Hasard würde nämlich ohne jeden Zweifel der Erpressung nachgeben, um ihr Leben nicht zu gefährden. Sie wußten es schon jetzt, sie kannten seine Prinzipien. Er ließ sich auf nichts ein, was auf Kosten seiner Männer gehen konnte, und vermied jedes Risiko. Er war fair und ehrenhaft bis zur letzten Konsequenz.

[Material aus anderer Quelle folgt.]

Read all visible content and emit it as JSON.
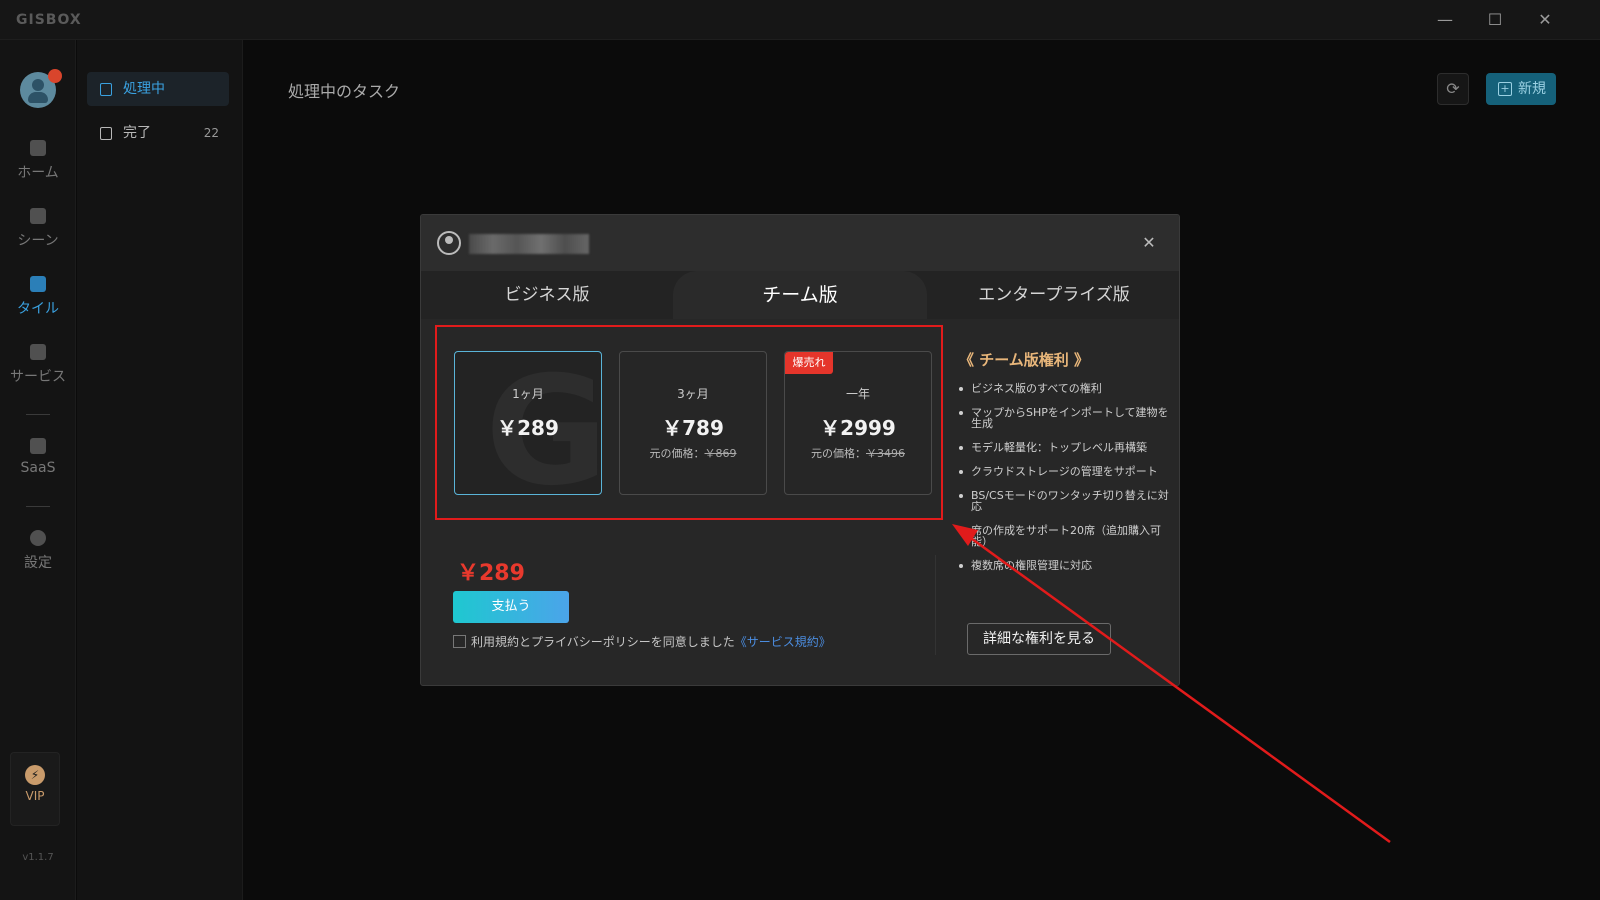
{
  "app": {
    "logo": "GISBOX"
  },
  "window": {
    "minimize": "—",
    "maximize": "☐",
    "close": "✕"
  },
  "sidebar": {
    "items": [
      {
        "label": "ホーム",
        "icon": "home-icon"
      },
      {
        "label": "シーン",
        "icon": "scene-icon"
      },
      {
        "label": "タイル",
        "icon": "tile-icon",
        "active": true
      },
      {
        "label": "サービス",
        "icon": "service-icon"
      },
      {
        "label": "SaaS",
        "icon": "saas-icon"
      },
      {
        "label": "設定",
        "icon": "settings-icon"
      }
    ],
    "vip_label": "VIP",
    "vip_icon": "⚡",
    "version": "v1.1.7"
  },
  "subpanel": {
    "items": [
      {
        "label": "処理中",
        "count": ""
      },
      {
        "label": "完了",
        "count": "22"
      }
    ]
  },
  "main": {
    "title": "処理中のタスク",
    "refresh_icon": "⟳",
    "new_icon": "+",
    "new_label": "新規"
  },
  "modal": {
    "close_icon": "✕",
    "tabs": [
      {
        "label": "ビジネス版"
      },
      {
        "label": "チーム版",
        "active": true
      },
      {
        "label": "エンタープライズ版"
      }
    ],
    "plans": [
      {
        "period": "1ヶ月",
        "price": "￥289",
        "orig_label": "",
        "orig_price": ""
      },
      {
        "period": "3ヶ月",
        "price": "￥789",
        "orig_label": "元の価格：",
        "orig_price": "￥869"
      },
      {
        "period": "一年",
        "price": "￥2999",
        "orig_label": "元の価格：",
        "orig_price": "￥3496",
        "badge": "爆売れ"
      }
    ],
    "watermark": "G",
    "total_price": "￥289",
    "pay_label": "支払う",
    "agree_text": "利用規約とプライバシーポリシーを同意しました",
    "agree_link": "《サービス規約》",
    "benefits_title": "《 チーム版権利 》",
    "benefits": [
      "ビジネス版のすべての権利",
      "マップからSHPをインポートして建物を生成",
      "モデル軽量化：トップレベル再構築",
      "クラウドストレージの管理をサポート",
      "BS/CSモードのワンタッチ切り替えに対応",
      "席の作成をサポート20席（追加購入可能）",
      "複数席の権限管理に対応"
    ],
    "detail_label": "詳細な権利を見る"
  },
  "colors": {
    "accent": "#3aa1e0",
    "price_red": "#e8392d",
    "highlight_red": "#e11b1b",
    "gold": "#e8b67a"
  }
}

»Das ist eine verdammte Situation«, flüsterte Dan. »Und sie geht zu unseren Lasten, weil wir wie die Verrückten hinter den Hunden hergejagt sind.«

»Stimmt«, murmelte Piet. »Wir haben uns wie die Anfänger im wahrsten Sinne des Wortes aufs Kreuz legen lassen. Tut dir der Schädel noch weh?«

»Das wollte ich dich gerade fragen.«

»Na, es geht so«, raunte Piet. »Das Vogelgezwitscher, das ich vorhin vernommen habe, ist jetzt vorbei.« Er verzog den Mund zu einem schiefen Grinsen, das Dan in der Dunkelheit aber nicht sehen konnte.

Aber Dan war ohnehin nicht zum Lachen zumute.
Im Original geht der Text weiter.